For this reason alone, the prudent answer to the question “What should I wear during a remote deposition?” is “The same attire I would wear to court.”
Some courthouses have dress standards for attorneys along with all others who appear in their courtrooms. Beyond the minimum level of attire necessary to avoid unwanted judicial attention, attorneys might also consider the extent to which their clothing choices promote success in the courtroom. Many people see a connection there.
Proper Apparel for Video Recordings
Attorneys conducting remote depositions should consider how their apparel will appear on video. While a business suit will always look professional and courtroom-appropriate, attention should be paid to clothing colors and material patterns. Colors and patterns that look good in person don’t always translate well to video.

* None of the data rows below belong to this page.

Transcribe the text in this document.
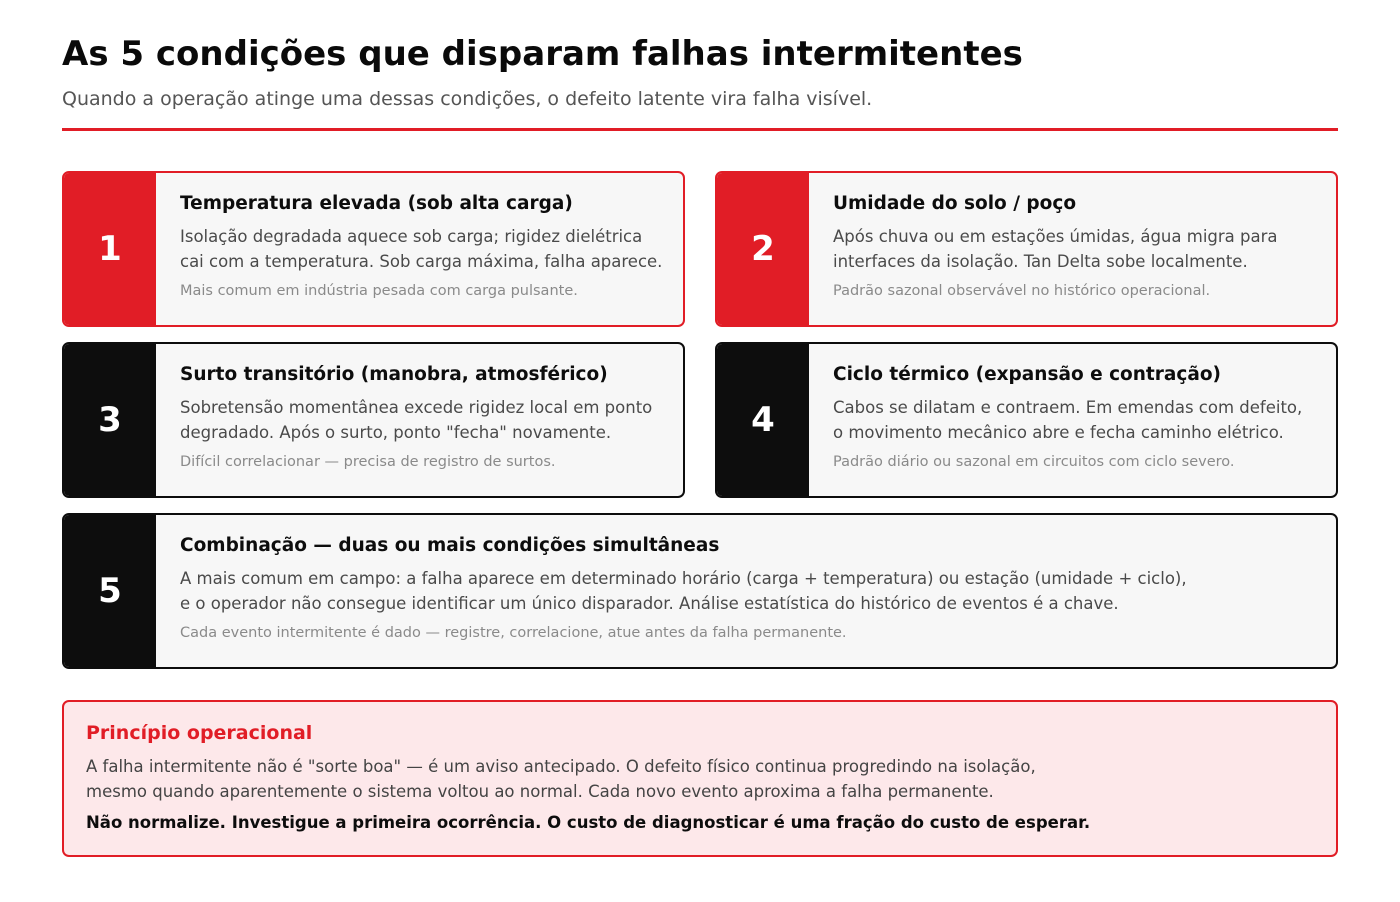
As 5 condições que disparam falhas intermitentes
Quando a operação atinge uma dessas condições, o defeito latente vira falha visível.
1
Temperatura elevada (sob alta carga)
Isolação degradada aquece sob carga; rigidez dielétrica
cai com a temperatura. Sob carga máxima, falha aparece.
Mais comum em indústria pesada com carga pulsante.
2
Umidade do solo / poço
Após chuva ou em estações úmidas, água migra para
interfaces da isolação. Tan Delta sobe localmente.
Padrão sazonal observável no histórico operacional.
3
Surto transitório (manobra, atmosférico)
Sobretensão momentânea excede rigidez local em ponto
degradado. Após o surto, ponto "fecha" novamente.
Difícil correlacionar — precisa de registro de surtos.
4
Ciclo térmico (expansão e contração)
Cabos se dilatam e contraem. Em emendas com defeito,
o movimento mecânico abre e fecha caminho elétrico.
Padrão diário ou sazonal em circuitos com ciclo severo.
5
Combinação — duas ou mais condições simultâneas
A mais comum em campo: a falha aparece em determinado horário (carga + temperatura) ou estação (umidade + ciclo),
e o operador não consegue identificar um único disparador. Análise estatística do histórico de eventos é a chave.
Cada evento intermitente é dado — registre, correlacione, atue antes da falha permanente.
Princípio operacional
A falha intermitente não é "sorte boa" — é um aviso antecipado. O defeito físico continua progredindo na isolação,
mesmo quando aparentemente o sistema voltou ao normal. Cada novo evento aproxima a falha permanente.
Não normalize. Investigue a primeira ocorrência. O custo de diagnosticar é uma fração do custo de esperar.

Clothing with patterns and plaids can appear “busy” and distracting on video. They should be avoided. Choose instead solid colors such as grays and blues. Blue is popular on television because video recording technology captures it well. Pastel hues also look good on video. Many videographers say that white clothing is not flattering because it makes the wearer’s face appear pale and washed-out. Solid blacks and reds are also disfavored by media professionals.
Media communications specialists uniformly advise video presenters to avoid wearing anything that might distract from the message being conveyed. Here are some of the items they say should not be worn during video presentations:
- Dangling earrings
- Jewelry that moves, makes noise, or otherwise interferes with the microphone
- Clothing with stripes, checks, and herringbone patterns
- Hair products that shine
- Anything clothing with a visible brand name or logo
The point here is that the choice of apparel during a remote deposition should appear professional and not detract from the substance of the deposition. Although the attorney is not the main focus of a deposition, there is always a possibility that a judge or jury will one day view the deposition and draw conclusions based on the appearance of the deposition witness and the attorney.
Even the best-dressed and most media-savvy attorney will have trouble getting his or her point across during a remote deposition if the audio is garbled and the video image is distorted or distracting. For this reason, the task of looking good during a remote deposition doesn’t stop with clothing choices. Representing the client well during a remote deposition means making sure that:
- The attorney’s Internet connection is robust enough to reliably transmit good audio and video.
- The attorney’s microphone and camera are capable of capturing high quality audio and video data.
- The attorney is able to confidently present to the webcam (i.e., not looking away from the camera while speaking) during the deposition.
- The attorney is trained to confidently operate the technology being used to record the deposition.
Once again, while attorneys are not necessarily the star of the show in a remote deposition, they should be able to question the witness and advocate for the client just as effectively as if they were in the courtroom or other in-person setting.
While the legal profession allows — celebrates, in fact — self-expression and individualism, at the end of the day it is the lawyer’s obligation to represent and zealously advocate for the client’s interests. Yes, an attorney can remotely question a deposition witness just as effectively wearing a bathrobe as a business suit. But the possibility that a judge or juror may view that deposition at some later date makes casual attire a poor professional choice and risky proposition for the client. Nobody ever had to apologize for looking their best.